L’expérience est transmissible via les mots. S’en féliciter. Mais, au moment où l’on la fait, cette expérience, quelle est la part des mots ? Comment écouter G. ou D. ou J. ou Pierre ou Paul sans que les mots de la transmission – les leurs, les miens – soient déjà là ? Or, ces mots, nous en usons de manière archaïque aux dires d’Alfred Korzybski Une carte n‘est pas le territoire (autrement dit Un mot n’est pas ce qu’il représente). Pour Korzybski, nous avons derrière nous des siècles de formulations prélogiques qui se sont imposées comme étant LA vraie manière de voir le monde. Cette maladie s’observe à travers la confusion dans des langues indo-européennes entre les diverses acceptions du verbe ‘être’ :
– comme verbe auxiliaire (c’est fichu)
– comme le ‘est’ d’existence (je suis)
– comme le ‘est’ d’attribution (la rose est rouge)
– comme le ‘est’ d’identité (la rose est une fleur)

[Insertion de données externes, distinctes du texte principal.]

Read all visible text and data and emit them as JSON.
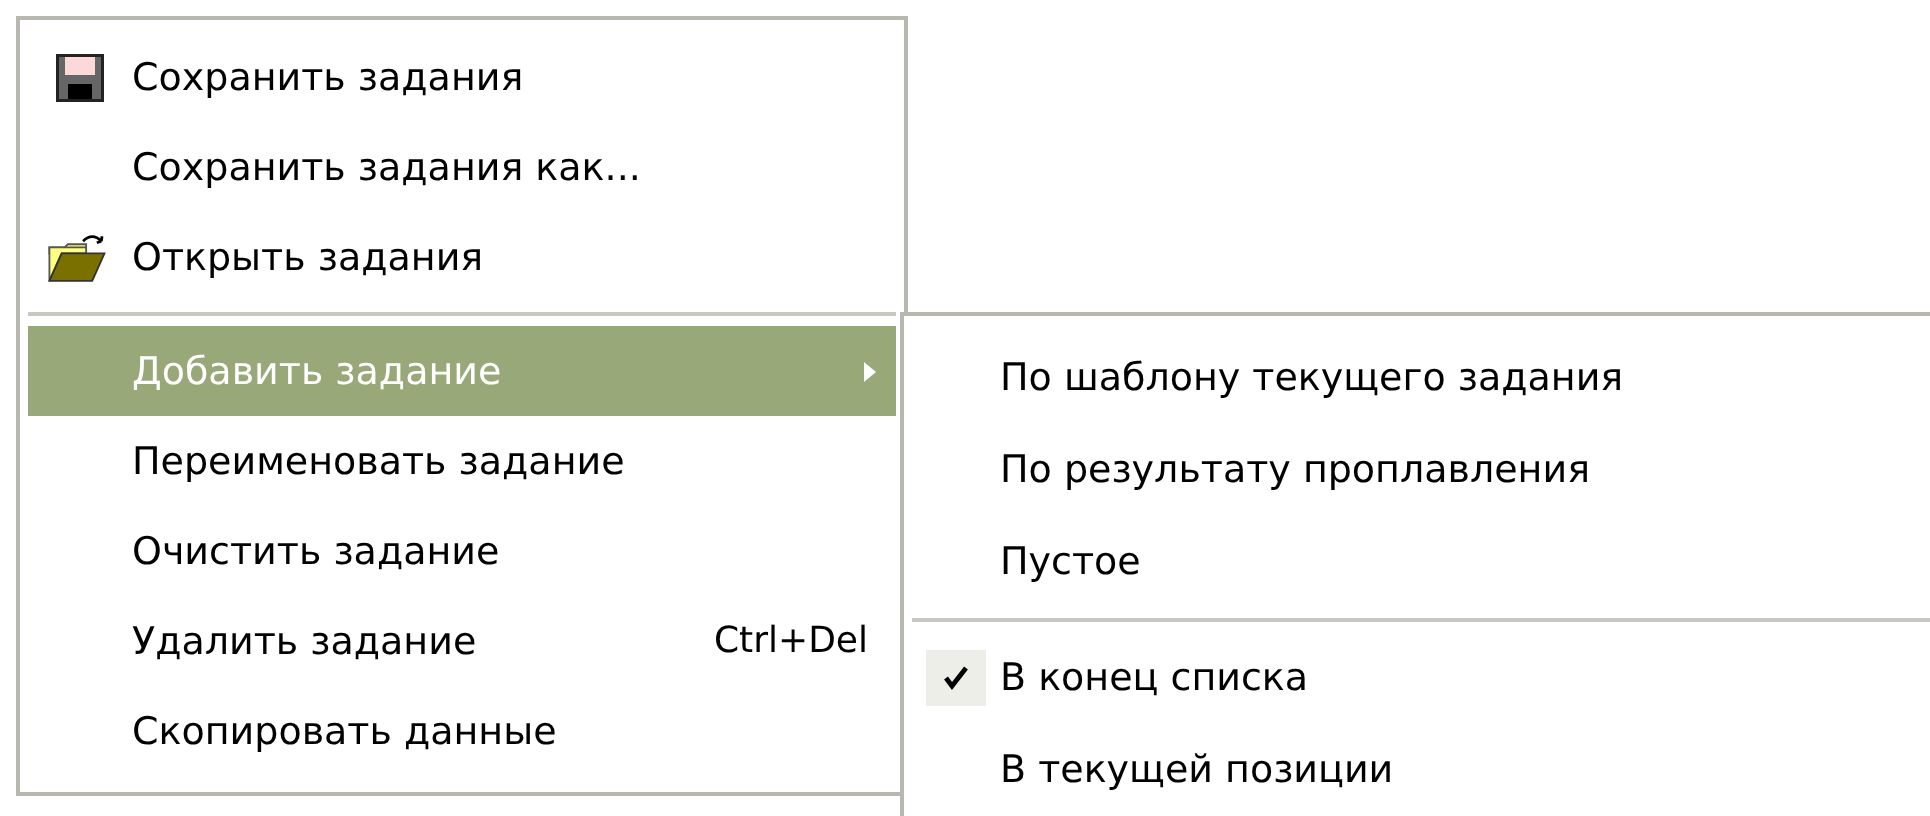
{
  "menu": {
    "items": [
      {
        "kind": "floppy",
        "label": "Сохранить задания",
        "selected": false
      },
      {
        "kind": "plain",
        "label": "Сохранить задания как...",
        "selected": false
      },
      {
        "kind": "folder",
        "label": "Открыть задания",
        "selected": false
      },
      {
        "kind": "separator"
      },
      {
        "kind": "submenu",
        "label": "Добавить задание",
        "selected": true
      },
      {
        "kind": "plain",
        "label": "Переименовать задание",
        "selected": false
      },
      {
        "kind": "plain",
        "label": "Очистить задание",
        "selected": false
      },
      {
        "kind": "plain",
        "label": "Удалить задание",
        "shortcut": "Ctrl+Del",
        "selected": false
      },
      {
        "kind": "plain",
        "label": "Скопировать данные",
        "selected": false
      }
    ]
  },
  "submenu": {
    "items": [
      {
        "kind": "item",
        "label": "По шаблону текущего задания"
      },
      {
        "kind": "item",
        "label": "По результату проплавления"
      },
      {
        "kind": "item",
        "label": "Пустое"
      },
      {
        "kind": "separator"
      },
      {
        "kind": "check",
        "label": "В конец списка",
        "checked": true
      },
      {
        "kind": "check",
        "label": "В текущей позиции",
        "checked": false
      }
    ]
  }
}
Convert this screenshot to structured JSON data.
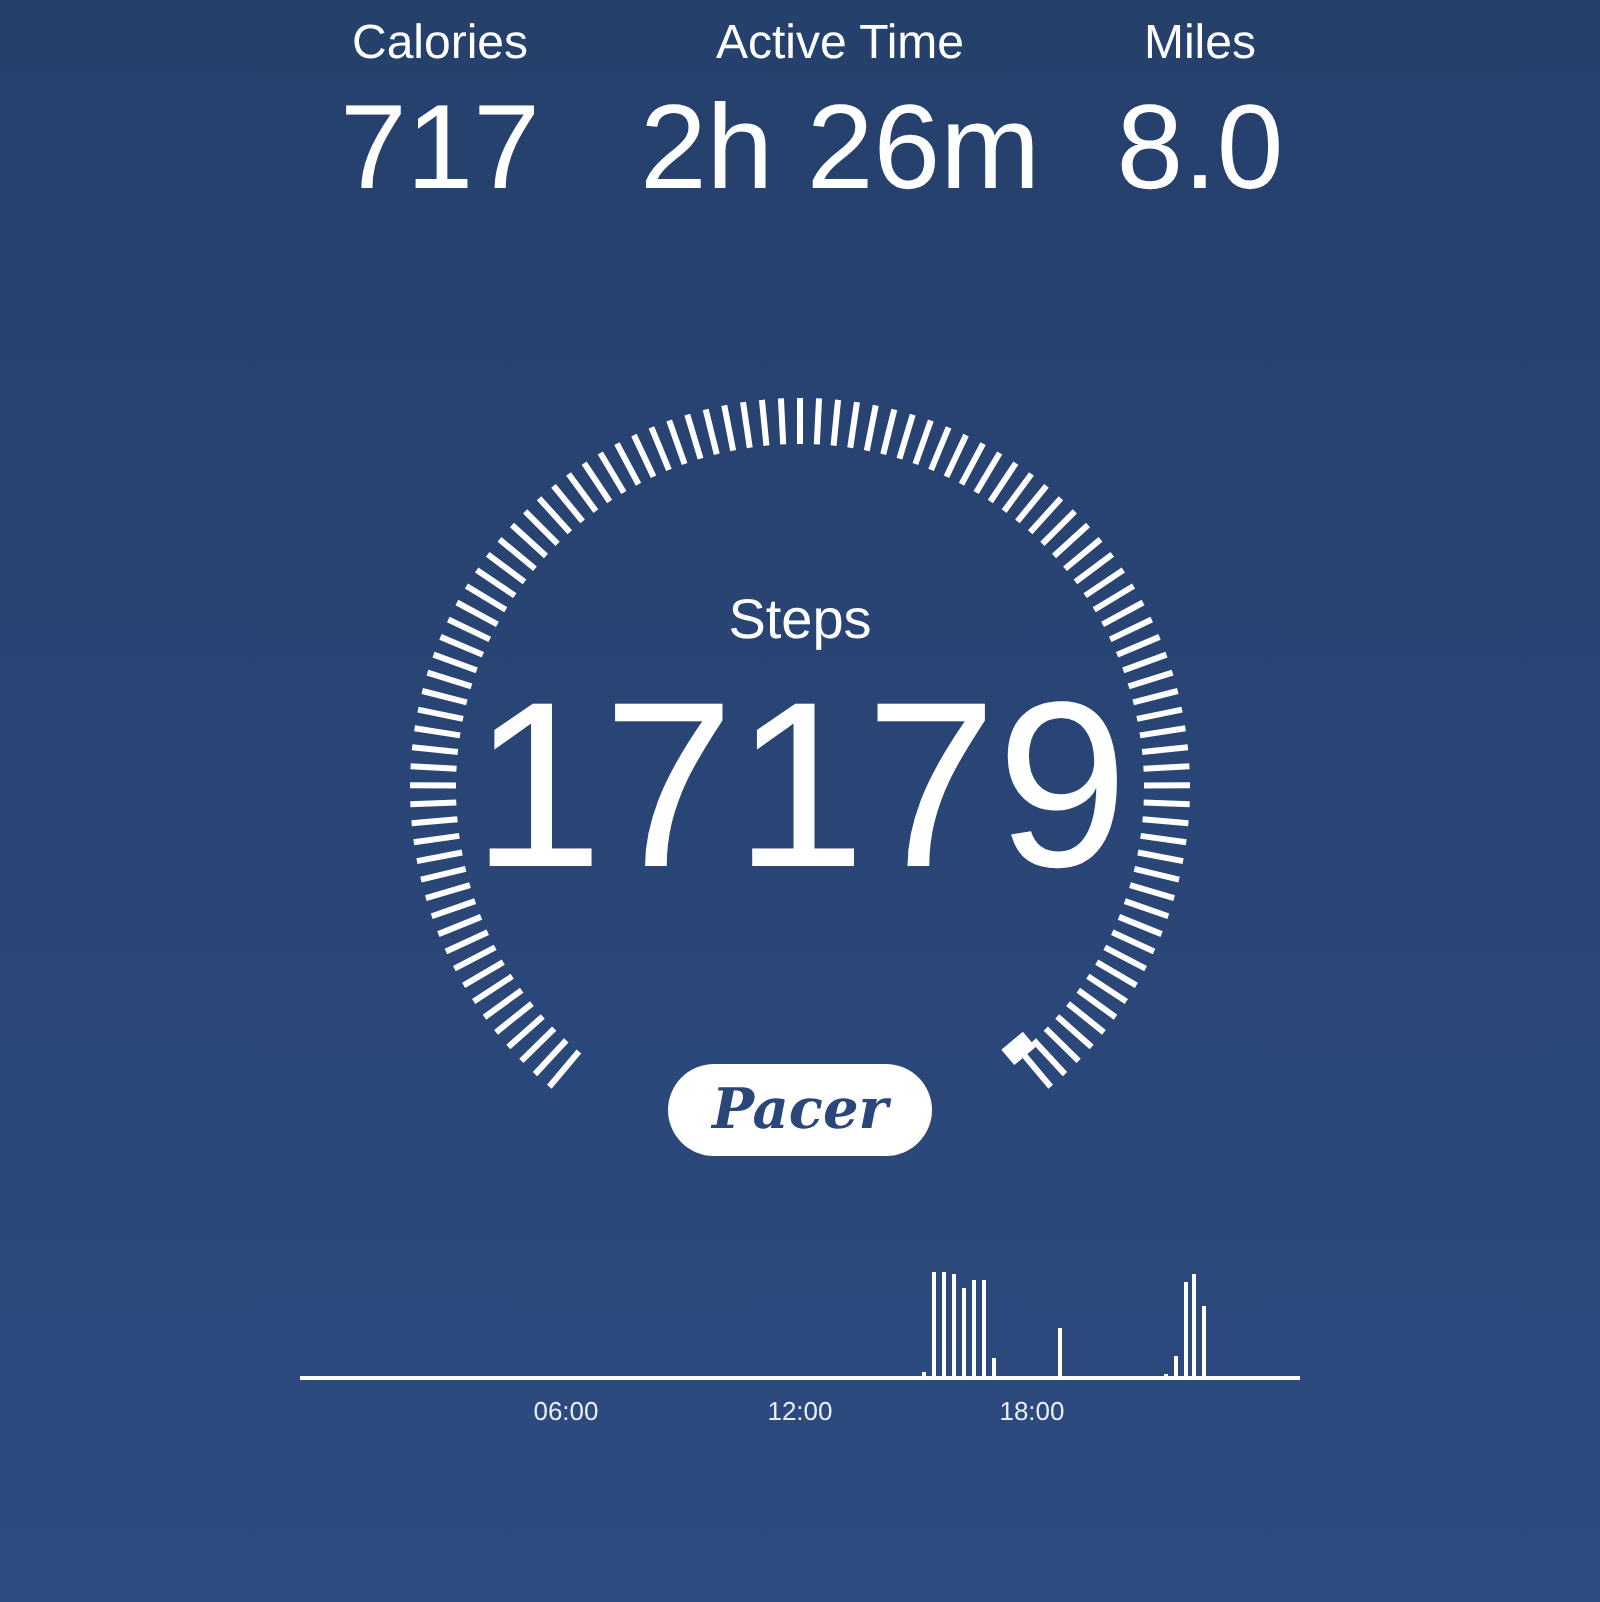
{
  "stats": [
    {
      "label": "Calories",
      "value": "717"
    },
    {
      "label": "Active Time",
      "value": "2h 26m"
    },
    {
      "label": "Miles",
      "value": "8.0"
    }
  ],
  "gauge": {
    "label": "Steps",
    "value": "17179"
  },
  "badge": {
    "text": "Pacer"
  },
  "activity_chart": {
    "time_labels": [
      "06:00",
      "12:00",
      "18:00"
    ]
  }
}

Selon lui, dire ‘la rose est rouge‘ est aberrant puisque l’on sait désormais qu’il ne s’agit là que d’une perception humaine ; la réalité est que la rose émet une radiation que nous percevons comme rouge, ce qui est radicalement différent.
Mais c’est surtout le ‘est’ d’identité que combat Korzybski, le rose de ‘la rose est rouge’.

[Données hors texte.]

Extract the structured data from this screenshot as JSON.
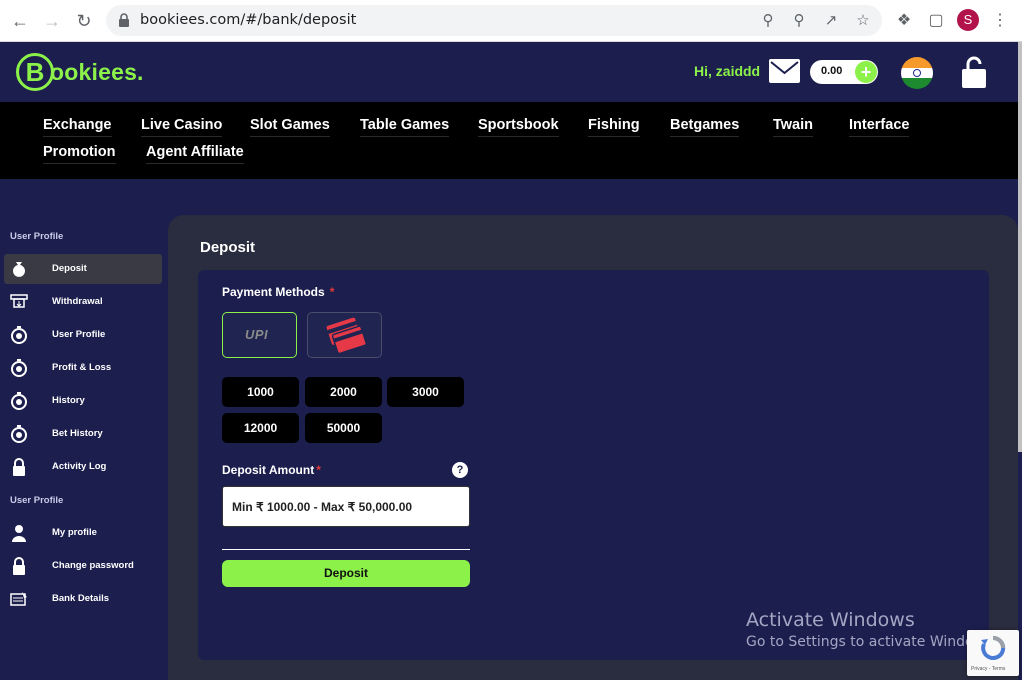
{
  "browser": {
    "url": "bookiees.com/#/bank/deposit",
    "profile_initial": "S"
  },
  "header": {
    "logo_letter": "B",
    "logo_word": "ookiees.",
    "greeting": "Hi, zaiddd",
    "balance": "0.00",
    "balance_add_symbol": "+"
  },
  "nav": {
    "items": [
      "Exchange",
      "Live Casino",
      "Slot Games",
      "Table Games",
      "Sportsbook",
      "Fishing",
      "Betgames",
      "Twain",
      "Interface",
      "Promotion",
      "Agent Affiliate"
    ]
  },
  "sidebar": {
    "section1": "User Profile",
    "section2": "User Profile",
    "items": [
      {
        "label": "Deposit",
        "icon": "money-bag-icon",
        "active": true
      },
      {
        "label": "Withdrawal",
        "icon": "withdraw-icon"
      },
      {
        "label": "User Profile",
        "icon": "timer-icon"
      },
      {
        "label": "Profit & Loss",
        "icon": "timer-icon"
      },
      {
        "label": "History",
        "icon": "timer-icon"
      },
      {
        "label": "Bet History",
        "icon": "timer-icon"
      },
      {
        "label": "Activity Log",
        "icon": "lock-icon"
      },
      {
        "label": "My profile",
        "icon": "user-icon"
      },
      {
        "label": "Change password",
        "icon": "lock-icon"
      },
      {
        "label": "Bank Details",
        "icon": "bank-icon"
      }
    ]
  },
  "deposit": {
    "title": "Deposit",
    "payment_methods_label": "Payment Methods",
    "required_mark": "*",
    "upi_label": "UPI",
    "amounts": [
      "1000",
      "2000",
      "3000",
      "12000",
      "50000"
    ],
    "amount_label": "Deposit Amount",
    "help_symbol": "?",
    "amount_placeholder": "Min ₹ 1000.00 - Max ₹ 50,000.00",
    "submit_label": "Deposit"
  },
  "watermark": {
    "line1": "Activate Windows",
    "line2": "Go to Settings to activate Windows."
  },
  "recaptcha": {
    "text": "Privacy - Terms"
  },
  "colors": {
    "accent": "#8cf24a",
    "background": "#1c1e4e",
    "panel": "#2a2d3f",
    "nav": "#000000",
    "required": "#e53935"
  }
}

L’identification apparaît comme quelque chose d’infectieux, car elle est transmise à l’enfant directement ou indirectement par les parents et les enseignants, par le mécanisme et la structure du langage, par les ‘habitudes de pensée’ établies et reçues en héritage, par ce qui règle l’orientation de l’existence, etc. Il existe aussi nombre d’hommes et de femmes qui font délibérément profession de répandre la maladie.

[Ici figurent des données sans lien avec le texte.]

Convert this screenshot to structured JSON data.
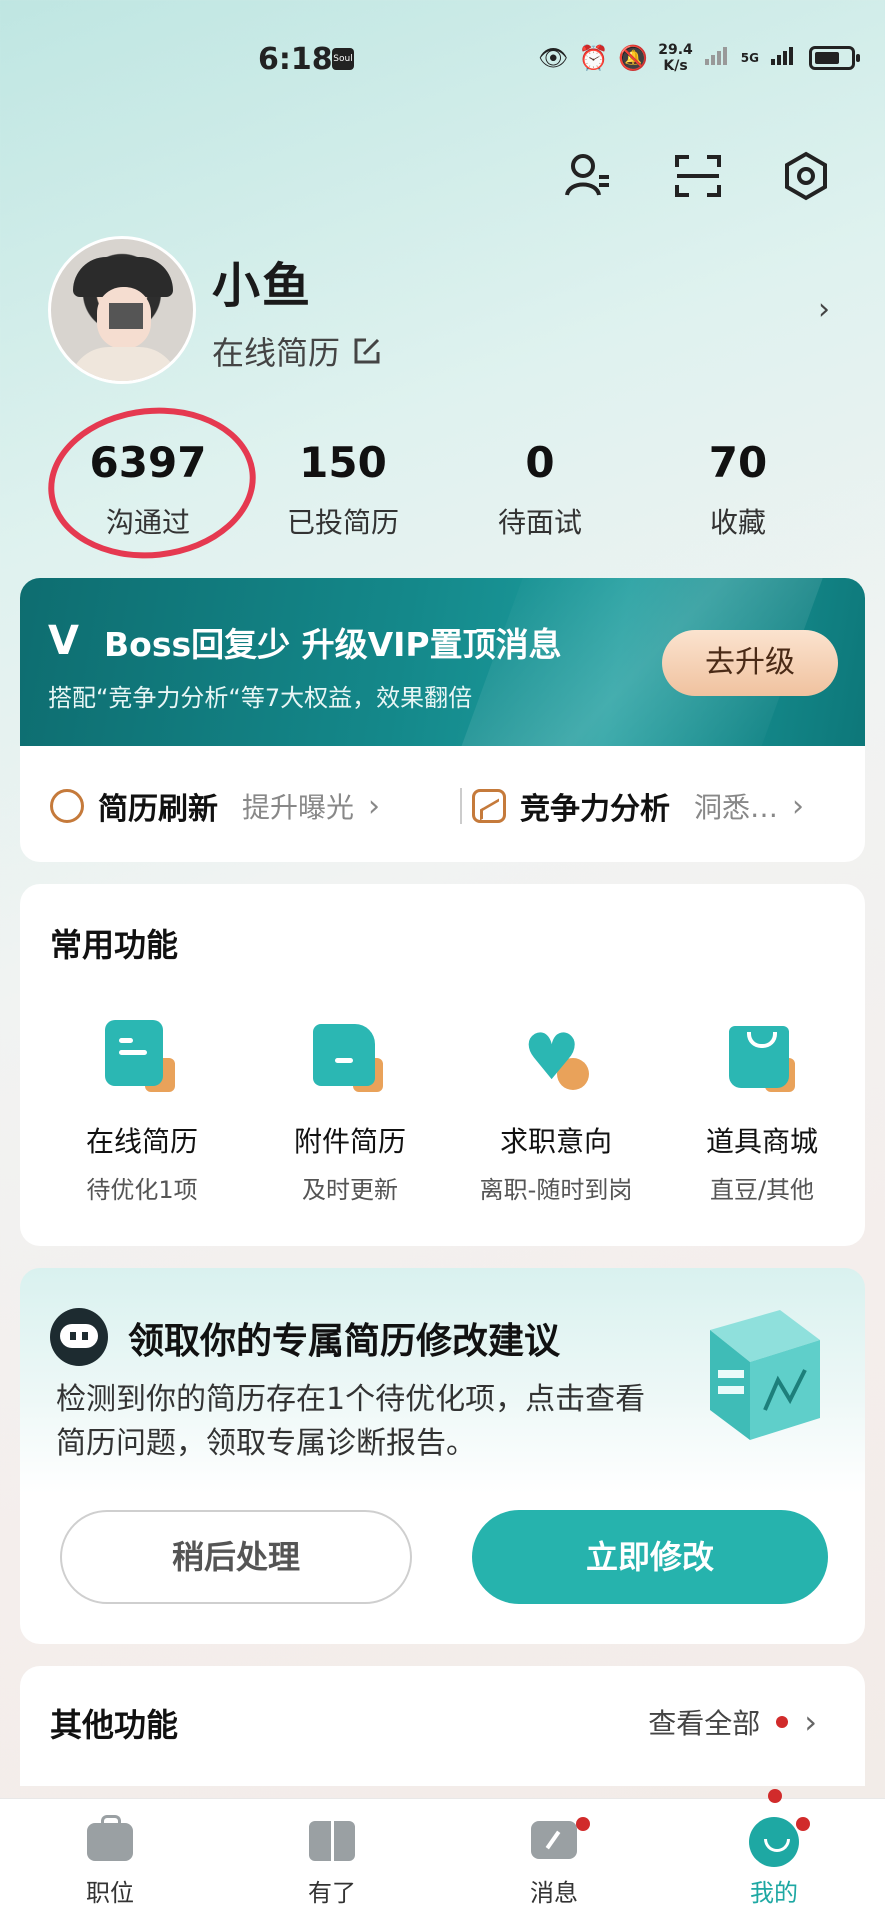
{
  "status_bar": {
    "time": "6:18",
    "sim_label": "Soul",
    "net_speed_top": "29.4",
    "net_speed_bottom": "K/s",
    "signal_label": "5G"
  },
  "profile": {
    "name": "小鱼",
    "resume_link": "在线简历"
  },
  "stats": [
    {
      "value": "6397",
      "label": "沟通过"
    },
    {
      "value": "150",
      "label": "已投简历"
    },
    {
      "value": "0",
      "label": "待面试"
    },
    {
      "value": "70",
      "label": "收藏"
    }
  ],
  "vip_banner": {
    "logo": "V",
    "title": "Boss回复少 升级VIP置顶消息",
    "subtitle": "搭配“竞争力分析“等7大权益，效果翻倍",
    "button": "去升级"
  },
  "quick_links": [
    {
      "title": "简历刷新",
      "desc": "提升曝光"
    },
    {
      "title": "竞争力分析",
      "desc": "洞悉…"
    }
  ],
  "common_functions": {
    "title": "常用功能",
    "items": [
      {
        "name": "在线简历",
        "sub": "待优化1项"
      },
      {
        "name": "附件简历",
        "sub": "及时更新"
      },
      {
        "name": "求职意向",
        "sub": "离职-随时到岗"
      },
      {
        "name": "道具商城",
        "sub": "直豆/其他"
      }
    ]
  },
  "resume_advice": {
    "title": "领取你的专属简历修改建议",
    "body": "检测到你的简历存在1个待优化项，点击查看简历问题，领取专属诊断报告。",
    "later_button": "稍后处理",
    "now_button": "立即修改"
  },
  "other_functions": {
    "title": "其他功能",
    "view_all": "查看全部"
  },
  "tabbar": [
    {
      "label": "职位"
    },
    {
      "label": "有了"
    },
    {
      "label": "消息"
    },
    {
      "label": "我的"
    }
  ],
  "colors": {
    "accent": "#26b3ad",
    "vip_bg": "#14888a",
    "annotation_circle": "#e53950",
    "badge_red": "#d12b2b"
  }
}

Comment en sortir ? Par une formation à la non-identité.
La formation à la non-identité exerce un effet thérapeutique chez les adultes(…) Avec les enfants, la formation à la non-identité est extrêmement simple.
J’ignore si le fil de cette réflexion, qui date de la première moitié du XXème siècle, est aujourd’hui interrompu, ou si j’ai quelque chance de me soumettre un jour à une telle formation.